Give yourself permission to have fun
Last week as we approached a roundabout my daughter exclaimed, “Ew, I don’t like that car. Why is it so boxy?” I observed the new number plate. A car we hadn’t seen before but we saw again that day. And the day after. And of course, the day after that! This is how life seems to roll. Once you see something you cannot unsee it, and you notice it more than you notice any other.

This pattern extends beyond objects - it happens in conversations too. After an epiphany in one conversation, I find myself in the same conversation with another person. Then another as I realise the ah-ha moment fits into many contexts, it’s like finding the missing piece of a jigsaw.
Permission to have fun
Recently, a client and I spoke about the negative feelings she experiences. Like a gaping hole in her stomach. Anxiety, insecurity, and negative self-belief all rolled into one. Able to perform when she needs but then the feeling of overwhelm takes over and she cannot continue. Wendy was telling me about an amazing dance lesson she had with some friends, sadly the fun of the experience dissipated when she received feedback from one of her friends.
Wendy was told she was immature in the class - when she was simply having fun. As Wendy told me more about the lesson, I learnt that accompanying Wendy to the lesson were three friends who knew each other and an individual friend that Wendy typically socialised with one-on-one. She rarely mixed the friendships. The relationships are different. With the group, Wendy is playful, high-spirited, and ebullient. When she sees the individual friend, they discuss the negativity of their childhoods and the sadness they feel a lot of the time. They share their experiences of struggling to have fun, to enjoy life, and serious philosophical conversations that focus on their past and the negatives of their lives today.
As I asked Wendy more questions, she explained the Wendy who emerges when she is with the group of friends is the Wendy she wants to be all the time. The negative feelings dissipate when she is with this group. I asked Wendy why she does not spend all her time with the friends that she has fun with.
Wendy expressed concern. She believes it is necessary to spend time talking about the parts of her life that cause frustration. The problem is that Wendy cannot change these things and cannot control them and even more prominently, does not have them when she is with a different type of person! The conversations are repetitive and focus on the negative. When Wendy is with other friends the conversation is positive, she feels vibrant, full of life and has fun. 'Spend more time with the playful friends,' I wanted to shout at Wendy!

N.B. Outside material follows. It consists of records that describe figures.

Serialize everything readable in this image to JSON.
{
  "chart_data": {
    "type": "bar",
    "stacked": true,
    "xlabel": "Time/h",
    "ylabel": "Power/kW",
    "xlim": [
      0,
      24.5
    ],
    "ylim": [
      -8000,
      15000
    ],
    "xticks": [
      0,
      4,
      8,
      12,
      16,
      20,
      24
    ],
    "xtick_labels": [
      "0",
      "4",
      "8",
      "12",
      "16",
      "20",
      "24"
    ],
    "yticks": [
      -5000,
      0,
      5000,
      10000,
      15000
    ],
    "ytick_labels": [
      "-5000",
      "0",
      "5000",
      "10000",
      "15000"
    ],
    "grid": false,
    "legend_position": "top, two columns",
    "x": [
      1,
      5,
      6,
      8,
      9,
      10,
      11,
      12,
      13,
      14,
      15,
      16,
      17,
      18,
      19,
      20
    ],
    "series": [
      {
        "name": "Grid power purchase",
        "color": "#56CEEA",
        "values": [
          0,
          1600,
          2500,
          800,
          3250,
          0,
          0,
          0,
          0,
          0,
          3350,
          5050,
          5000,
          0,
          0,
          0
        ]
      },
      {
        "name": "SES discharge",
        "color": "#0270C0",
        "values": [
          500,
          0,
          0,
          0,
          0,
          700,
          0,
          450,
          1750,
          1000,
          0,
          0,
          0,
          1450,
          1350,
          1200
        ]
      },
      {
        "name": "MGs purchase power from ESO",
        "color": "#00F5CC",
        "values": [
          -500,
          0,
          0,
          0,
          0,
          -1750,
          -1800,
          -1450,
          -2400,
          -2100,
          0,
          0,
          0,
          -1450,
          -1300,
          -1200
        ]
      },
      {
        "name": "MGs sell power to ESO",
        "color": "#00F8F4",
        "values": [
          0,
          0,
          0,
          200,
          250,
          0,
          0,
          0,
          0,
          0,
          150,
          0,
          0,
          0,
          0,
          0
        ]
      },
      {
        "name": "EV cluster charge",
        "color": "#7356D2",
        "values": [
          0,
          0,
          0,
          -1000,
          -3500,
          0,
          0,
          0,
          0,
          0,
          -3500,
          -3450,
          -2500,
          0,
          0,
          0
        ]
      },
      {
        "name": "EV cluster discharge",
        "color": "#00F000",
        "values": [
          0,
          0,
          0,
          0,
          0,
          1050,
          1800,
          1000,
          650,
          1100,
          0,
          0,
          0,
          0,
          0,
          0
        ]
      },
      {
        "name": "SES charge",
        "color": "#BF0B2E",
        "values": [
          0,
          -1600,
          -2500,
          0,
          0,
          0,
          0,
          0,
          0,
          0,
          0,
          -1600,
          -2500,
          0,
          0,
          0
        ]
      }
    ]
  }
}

Not long after, I entered a similar conversation with another client, Anna. Anna does not have many friends and spends most of her time at home feeling down. There is one friend Anna describes as her best friend. When she spends time with her best friend, she feels high. She feels happy, the negative thoughts leave her mind, and she feels as though they don’t even exist. The world is bright and wonderful. Anna says when she is with her best friend, she can be her authentic self. When I suggest Anna spend more time with this friend, she looks at me and asks, “Isn’t that suppressing the depression?”
Understanding and processing our experiences
I listened to Wendy and Anna speak about their allegiance to the negative experiences within their lives. They are loyal to their negative feelings. As a therapist, I help people understand themselves and improve their life. We sometimes do this by focusing on previous experiences to understand and process. Beyond this, continually talking about it or focusing on it achieves little. An equal part of hypnotherapy sessions with me is surpassing the ego and finding your soul. Helping life flow and feel less of a struggle. Finding a freedom and happiness that you catch glimpses of but hold yourself back from.
It feels to me that both Wendy and Anna have moments of happiness, but they do not let themselves settle there. If you resonate with this, it may be time for you to give yourself permission to have fun. Imagine how you will feel when you consider your therapy work complete. Consider whether you experience any moments of this in life already.
Wendy and Anna know these times well. It’s simple, when all they need to do to feel the desired way more often, is to have those moments more often. Within therapy, we can use these glimpses of positivity as a prototype. As you become familiar with that version of you, we can explore ways to bring the same positivity into more parts of your life.
When you choose the experiences that bring out your best self, that version of you becomes your default - and negativity naturally fades into the background.